Isso, de modo algum, pode ser interpretado como calvinismo, dado que a escolha de Deus, de antemão, leva em consideração a aceitação futura do homem da graça e a perseverança nela até o fim. Deus chama a todos pela graça do querer. Aos que respondem positivamente e perseveram até o fim nesta graça, predestina.

Não se alegue que essa predestinação é futura, não sendo, pois, “pré” destinação, dado que Deus não está preso à dimensão temporal. Deus sabe quem irá não só responder, livremente, à sua chamada (“muitos são os chamados”), que é, em si, uma graça inicial, como perseverar na mesma, salvando-se. Predestinação, então, é a escolha de Deus, feita de antemão, daqueles que irão decidir-se, livremente, por Ele, e perseverar.
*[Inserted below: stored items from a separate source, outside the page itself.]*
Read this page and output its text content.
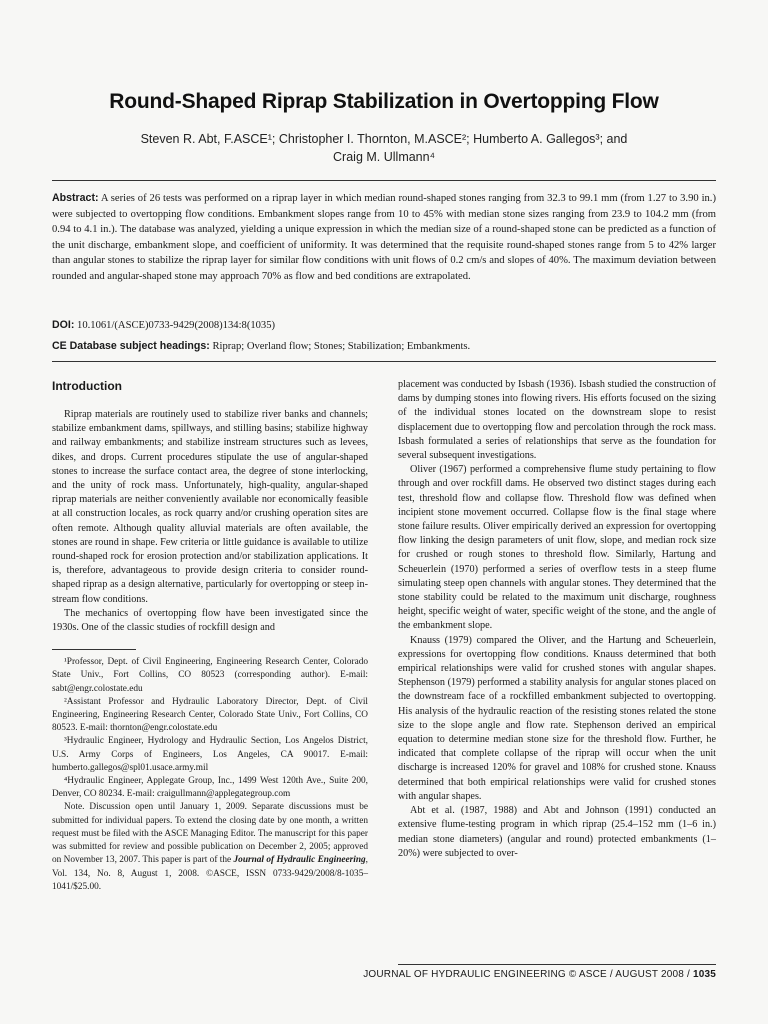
Round-Shaped Riprap Stabilization in Overtopping Flow

Steven R. Abt, F.ASCE¹; Christopher I. Thornton, M.ASCE²; Humberto A. Gallegos³; and

Craig M. Ullmann⁴

Abstract: A series of 26 tests was performed on a riprap layer in which median round-shaped stones ranging from 32.3 to 99.1 mm (from 1.27 to 3.90 in.) were subjected to overtopping flow conditions. Embankment slopes range from 10 to 45% with median stone sizes ranging from 23.9 to 104.2 mm (from 0.94 to 4.1 in.). The database was analyzed, yielding a unique expression in which the median size of a round-shaped stone can be predicted as a function of the unit discharge, embankment slope, and coefficient of uniformity. It was determined that the requisite round-shaped stones range from 5 to 42% larger than angular stones to stabilize the riprap layer for similar flow conditions with unit flows of 0.2 cm/s and slopes of 40%. The maximum deviation between rounded and angular-shaped stone may approach 70% as flow and bed conditions are extrapolated.

DOI: 10.1061/(ASCE)0733-9429(2008)134:8(1035)

CE Database subject headings: Riprap; Overland flow; Stones; Stabilization; Embankments.

Introduction

Riprap materials are routinely used to stabilize river banks and channels; stabilize embankment dams, spillways, and stilling basins; stabilize highway and railway embankments; and stabilize instream structures such as levees, dikes, and drops. Current procedures stipulate the use of angular-shaped stones to increase the surface contact area, the degree of stone interlocking, and the unity of rock mass. Unfortunately, high-quality, angular-shaped riprap materials are neither conveniently available nor economically feasible at all construction locales, as rock quarry and/or crushing operation sites are often remote. Although quality alluvial materials are often available, the stones are round in shape. Few criteria or little guidance is available to utilize round-shaped rock for erosion protection and/or stabilization applications. It is, therefore, advantageous to provide design criteria to consider round-shaped riprap as a design alternative, particularly for overtopping or steep in-stream flow conditions.

The mechanics of overtopping flow have been investigated since the 1930s. One of the classic studies of rockfill design and

¹Professor, Dept. of Civil Engineering, Engineering Research Center, Colorado State Univ., Fort Collins, CO 80523 (corresponding author). E-mail: sabt@engr.colostate.edu

²Assistant Professor and Hydraulic Laboratory Director, Dept. of Civil Engineering, Engineering Research Center, Colorado State Univ., Fort Collins, CO 80523. E-mail: thornton@engr.colostate.edu

³Hydraulic Engineer, Hydrology and Hydraulic Section, Los Angelos District, U.S. Army Corps of Engineers, Los Angeles, CA 90017. E-mail: humberto.gallegos@spl01.usace.army.mil

⁴Hydraulic Engineer, Applegate Group, Inc., 1499 West 120th Ave., Suite 200, Denver, CO 80234. E-mail: craigullmann@applegategroup.com

Note. Discussion open until January 1, 2009. Separate discussions must be submitted for individual papers. To extend the closing date by one month, a written request must be filed with the ASCE Managing Editor. The manuscript for this paper was submitted for review and possible publication on December 2, 2005; approved on November 13, 2007. This paper is part of the Journal of Hydraulic Engineering, Vol. 134, No. 8, August 1, 2008. ©ASCE, ISSN 0733-9429/2008/8-1035–1041/$25.00.

placement was conducted by Isbash (1936). Isbash studied the construction of dams by dumping stones into flowing rivers. His efforts focused on the sizing of the individual stones located on the downstream slope to resist displacement due to overtopping flow and percolation through the rock mass. Isbash formulated a series of relationships that serve as the foundation for several subsequent investigations.

Oliver (1967) performed a comprehensive flume study pertaining to flow through and over rockfill dams. He observed two distinct stages during each test, threshold flow and collapse flow. Threshold flow was defined when incipient stone movement occurred. Collapse flow is the final stage where stone failure results. Oliver empirically derived an expression for overtopping flow linking the design parameters of unit flow, slope, and median rock size for crushed or rough stones to threshold flow. Similarly, Hartung and Scheuerlein (1970) performed a series of overflow tests in a steep flume simulating steep open channels with angular stones. They determined that the stone stability could be related to the maximum unit discharge, roughness height, specific weight of water, specific weight of the stone, and the angle of the embankment slope.

Knauss (1979) compared the Oliver, and the Hartung and Scheuerlein, expressions for overtopping flow conditions. Knauss determined that both empirical relationships were valid for crushed stones with angular shapes. Stephenson (1979) performed a stability analysis for angular stones placed on the downstream face of a rockfilled embankment subjected to overtopping. His analysis of the hydraulic reaction of the resisting stones related the stone size to the slope angle and flow rate. Stephenson derived an empirical equation to determine median stone size for the threshold flow. Further, he indicated that complete collapse of the riprap will occur when the unit discharge is increased 120% for gravel and 108% for crushed stone. Knauss determined that both empirical relationships were valid for crushed stones with angular shapes.

Abt et al. (1987, 1988) and Abt and Johnson (1991) conducted an extensive flume-testing program in which riprap (25.4–152 mm (1–6 in.) median stone diameters) (angular and round) protected embankments (1–20%) were subjected to over-

JOURNAL OF HYDRAULIC ENGINEERING © ASCE / AUGUST 2008 / 1035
Não esqueçamos, também, que a graça santificante nos é dada pelo Batismo, e então, ao batizarmos alguém ele já tem a vida divina, devendo, por sua fé, responder livremente a uma graça que já está em sua alma (e que pode, claro, ser resistida).

Relacionado a esse tema está o ensino protestante da certeza da salvação. Ora, o acima exposto é exatamente um desmentido dessa doutrina. Realmente, não há como ter certeza da salvação. Vê-se, pois, que, apesar de elementos de verdade, o calvinismo é um sistema que gira em torno de seus próprios pressupostos e, para justificar algumas doutrinas, cria outras. Uma delas é a tal certeza da salvação, que não encontra eco em nenhum dos Padres da Igreja. “Anátema a quem disser que o homem regenerado e justificado tem o poder de crer que ele está no número dos predestinados.” (Concílio Ecumênico de Trento, Sess. VI, 12; Denz. 1565)

Não temos certeza da salvação (porque nem presumimos de nossos próprios méritos, nem presumimos da graça de Deus como se não fôssemos livres para resistir a ela). Tampouco, caímos em desespero. O que temos é a virtude teologal da esperança. Esperamos que Deus nos dê a graça e que corresponderemos a ela.

A tese da certeza da salvação, aliás, é fruto de um equivocado entendimento da virtude da esperança. Ela como que substitui, na teologia protestante, a noção de esperança. E isso por um motivo muito simples: para Lutero, a fé é uma confiança no sacrifício de Cristo, e não uma adesão do intelecto, movido pela vontade e iluminado pela graça, à Revelação de Deus em Cristo. Lutero, pois, confunde a fé com a esperança. Mais, chama de fé aquilo que, exatamente, é mais próprio da esperança. A esperança, então, fica vazia, e é preciso procurar um outro conteúdo para ela. Acha-se a “certeza da salvação”.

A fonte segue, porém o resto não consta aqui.